Der Ursprung der Demokratischen Partei geht auf die von Thomas Jefferson 1793 gegründete Gruppierung der Demokratischen Republikaner zurück. Unter dem Präsidenten Andrew Jackson (1829 – 1837) setzte sich dann der Parteiname Demokraten durch. Die Partei hat den Ruf, sich für die Rechte der wirtschaftlich Schwachen und der rassisch Diskriminierten einzusetzen. In jüngster Zeit teilten sich die Demokraten in zwei Hauptrichtungen - Die der nördlichen Staaten, die auf dem alten Ruf aufbauen, und die der südlichen Staaten mit einer konservativen Haltung gegenüber den finanzpolitischen und wirtschaftlichen Eingriffen und der
Minderheitspolitik.

Die Republikanische Partei wurde 1854 gegründet und die Abschaffung der Sklaverei spielte bei der Gründung eine wichtige Rolle. Abraham Lincoln wurde zur Identifikationsfigur der Partei. Sie trat als Gegenspieler der Demokraten auf und übernahm das Erbe der Föderalistischen Partei und der Whig-Partei.
Die Republikaner sind in Wirtschaftsfragen weniger geteilt als die Demokraten und befürworten einen Abbau der Sozialleistungen zur Entlastung des Haushaltes und zur Dämpfung der Inflation. In den Fragen der Abtreibung und Bürgerrechten hingegen zeigen sich die Republikaner ebenfalls uneinig.

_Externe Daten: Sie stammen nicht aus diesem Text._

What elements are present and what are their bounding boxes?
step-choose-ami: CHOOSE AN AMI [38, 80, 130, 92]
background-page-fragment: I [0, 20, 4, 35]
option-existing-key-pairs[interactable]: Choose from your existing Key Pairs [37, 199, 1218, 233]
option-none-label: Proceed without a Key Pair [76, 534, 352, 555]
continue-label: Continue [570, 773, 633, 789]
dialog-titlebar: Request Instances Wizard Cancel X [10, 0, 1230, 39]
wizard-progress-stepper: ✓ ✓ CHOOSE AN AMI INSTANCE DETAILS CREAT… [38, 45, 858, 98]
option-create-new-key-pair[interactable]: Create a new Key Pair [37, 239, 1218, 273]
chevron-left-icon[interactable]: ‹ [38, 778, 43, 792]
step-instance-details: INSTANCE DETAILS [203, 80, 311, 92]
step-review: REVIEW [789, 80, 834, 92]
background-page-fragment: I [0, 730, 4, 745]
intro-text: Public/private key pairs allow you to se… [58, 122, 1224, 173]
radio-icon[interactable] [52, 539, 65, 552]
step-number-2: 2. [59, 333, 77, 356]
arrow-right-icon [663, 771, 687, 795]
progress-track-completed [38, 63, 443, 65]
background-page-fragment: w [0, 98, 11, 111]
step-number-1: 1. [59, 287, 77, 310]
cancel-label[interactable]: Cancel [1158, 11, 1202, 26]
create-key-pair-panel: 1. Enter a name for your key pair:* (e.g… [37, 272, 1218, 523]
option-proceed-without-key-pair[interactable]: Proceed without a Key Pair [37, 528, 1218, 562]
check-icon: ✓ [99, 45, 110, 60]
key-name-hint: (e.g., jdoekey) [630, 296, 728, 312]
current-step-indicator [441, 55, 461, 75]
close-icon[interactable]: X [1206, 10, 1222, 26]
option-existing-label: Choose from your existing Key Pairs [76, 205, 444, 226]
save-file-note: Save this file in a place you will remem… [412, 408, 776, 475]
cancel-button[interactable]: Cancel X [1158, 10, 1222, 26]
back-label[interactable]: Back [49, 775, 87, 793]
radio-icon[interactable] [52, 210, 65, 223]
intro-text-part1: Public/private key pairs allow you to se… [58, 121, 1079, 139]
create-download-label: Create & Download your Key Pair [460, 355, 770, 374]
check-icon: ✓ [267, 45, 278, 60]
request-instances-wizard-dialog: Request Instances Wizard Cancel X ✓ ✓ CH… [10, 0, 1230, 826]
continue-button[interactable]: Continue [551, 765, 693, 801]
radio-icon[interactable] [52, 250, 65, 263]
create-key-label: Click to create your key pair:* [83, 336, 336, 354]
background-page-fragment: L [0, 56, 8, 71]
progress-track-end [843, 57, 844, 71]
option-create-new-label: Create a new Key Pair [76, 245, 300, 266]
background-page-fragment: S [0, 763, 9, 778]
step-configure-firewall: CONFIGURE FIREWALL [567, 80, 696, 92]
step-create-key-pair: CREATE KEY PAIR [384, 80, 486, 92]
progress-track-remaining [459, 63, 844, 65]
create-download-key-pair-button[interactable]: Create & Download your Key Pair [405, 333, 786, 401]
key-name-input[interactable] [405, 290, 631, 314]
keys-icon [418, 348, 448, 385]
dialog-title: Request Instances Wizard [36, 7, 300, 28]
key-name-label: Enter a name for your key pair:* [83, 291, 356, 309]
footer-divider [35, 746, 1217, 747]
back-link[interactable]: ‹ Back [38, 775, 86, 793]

Die USA halten den Staat so klein wie möglich. Auf der politischen Ebene wird die Demokratie gross geschrieben, und auf der gesellschaftlichen ist der Markt der wichtigste Bestandteil. Das präsidiale Regierungssystem ist für eine Gesellschaft geeignet, die keinen Wert darauf legt, sich gross zu verändern. Die Schweiz ist der einzige Staat, dem es gelang, dieses Regierungssystem auszubauen. Parteien haben einen grösseren Einfluss als in den USA, und es gibt keinen Präsidenten, sondern einen Bundesrat mit sieben Mitgliedern. Lateinamerika versuchte das, amerikanische Vorbild zu kopieren, aber die ehemaligen Kolonien waren Bestandteile absolutistischer und bürokratischer Staatsgebilde. Die Eigenverantwortung der Gesellschaft und des Marktes waren zu schwach ausgebildet, um dieses Regierungssystem zu unterstützen. In den Lateinamerikanischen Staaten wird die USA gerne als Vorbild der Demokratie genommen. Meistens isst es aber nur das Abbild eines übermächtigen Präsidenten.